The company also continued repurchasing shares. Reese said Great Elm repurchased about 1.1 million shares during the quarter at an average price of $2.47 per share. From the inception of the program through February 3, the company repurchased about 6.4 million shares at an average price of $1.99 per share, deploying $12.7 million in total. Reese said the aggregate repurchases represented nearly 20% of shares outstanding.
CFO Keri Davis reported fiscal second-quarter revenue of $3.0 million, down from $3.5 million a year earlier. She attributed the decrease primarily to $0.6 million in property sales and $0.5 million of incentive fees recognized in the prior-year period but not in the current quarter, partially offset by $0.4 million in new construction management revenue from MCS, acquired in February 2025.

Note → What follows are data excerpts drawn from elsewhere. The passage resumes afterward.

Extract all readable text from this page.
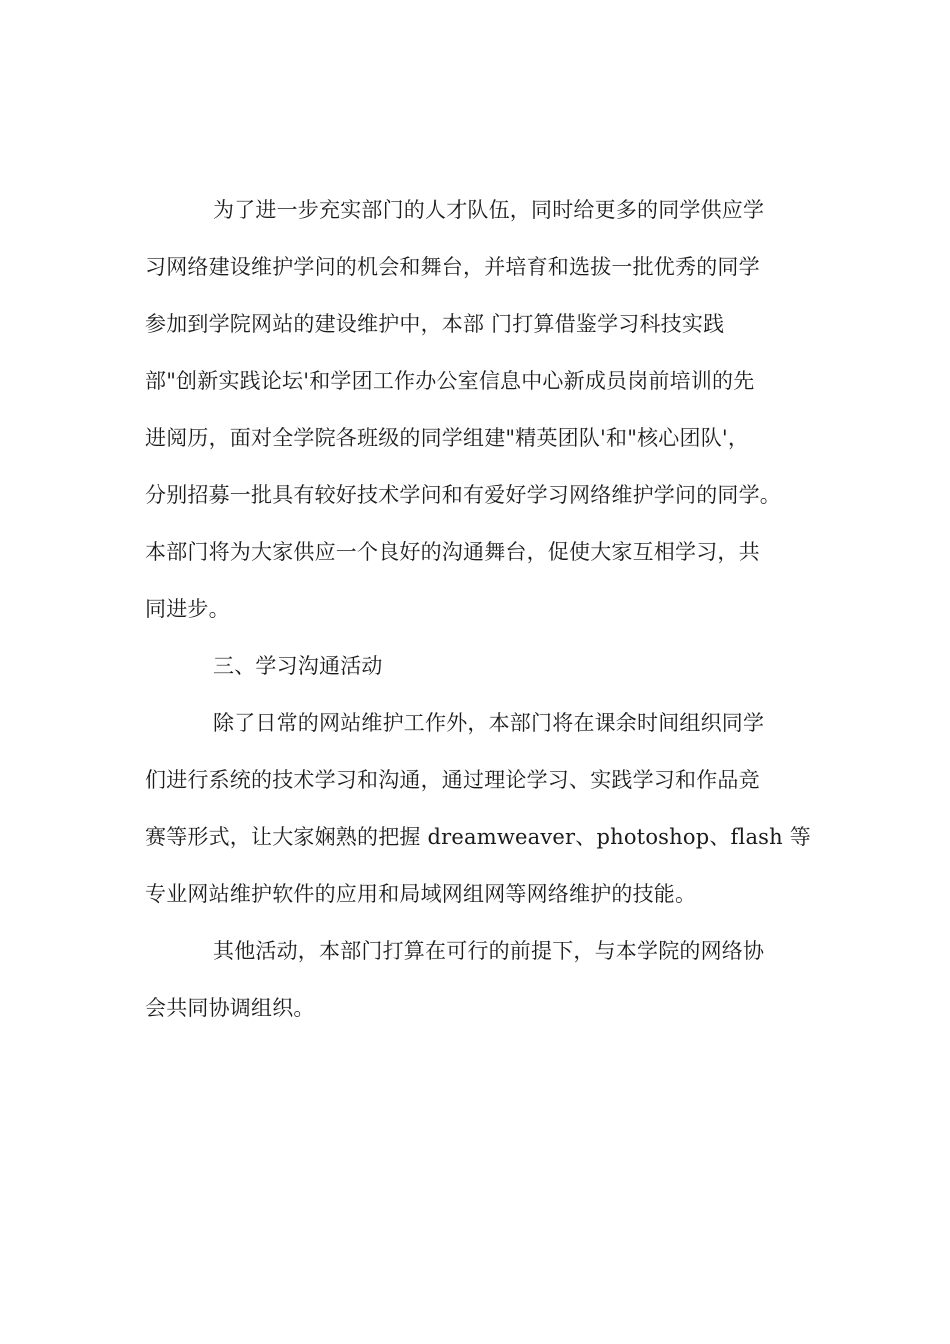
为了进一步充实部门的人才队伍，同时给更多的同学供应学
习网络建设维护学问的机会和舞台，并培育和选拔一批优秀的同学
参加到学院网站的建设维护中，本部 门打算借鉴学习科技实践
部"创新实践论坛'和学团工作办公室信息中心新成员岗前培训的先
进阅历，面对全学院各班级的同学组建"精英团队'和"核心团队'，
分别招募一批具有较好技术学问和有爱好学习网络维护学问的同学。
本部门将为大家供应一个良好的沟通舞台，促使大家互相学习，共
同进步。
三、学习沟通活动
除了日常的网站维护工作外，本部门将在课余时间组织同学
们进行系统的技术学习和沟通，通过理论学习、实践学习和作品竞
赛等形式，让大家娴熟的把握 dreamweaver、photoshop、flash 等
专业网站维护软件的应用和局域网组网等网络维护的技能。
其他活动，本部门打算在可行的前提下，与本学院的网络协
会共同协调组织。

Davis said the company recorded a net loss of $16.5 million, compared with net income of $1.4 million in the prior-year quarter. The loss was driven primarily by $14.4 million of unrealized losses and $2.2 million of realized gains from investments, including investments in consolidated funds. Adjusted EBITDA was a loss of $1.6 million, compared with a gain of $1.0 million a year earlier.
As of December 31, 2025, Davis said Great Elm held about $51.2 million of cash. She also pointed to book value per share of approximately $1.79.
The call concluded without any analyst questions. In closing remarks, Reese said the company remained confident in its strategic direction and focused on advancing its credit and real estate platforms, strengthening the balance sheet, and delivering shareholder value over time.
About Great Elm Group (NASDAQ:GEG)
Great Elm Group (NASDAQ: GEG) is a closed-end investment company specializing in private credit and equity co-investments for U.S. middle-market companies. The firm’s portfolio is composed primarily of senior secured loans, unitranche financing structures and selective equity interests, with an emphasis on providing flexible capital solutions for growth initiatives, refinancings, acquisitions and recapitalizations.
Through a disciplined underwriting process, Great Elm Group evaluates opportunities across a diverse range of industry sectors, including healthcare, business services, manufacturing and consumer products.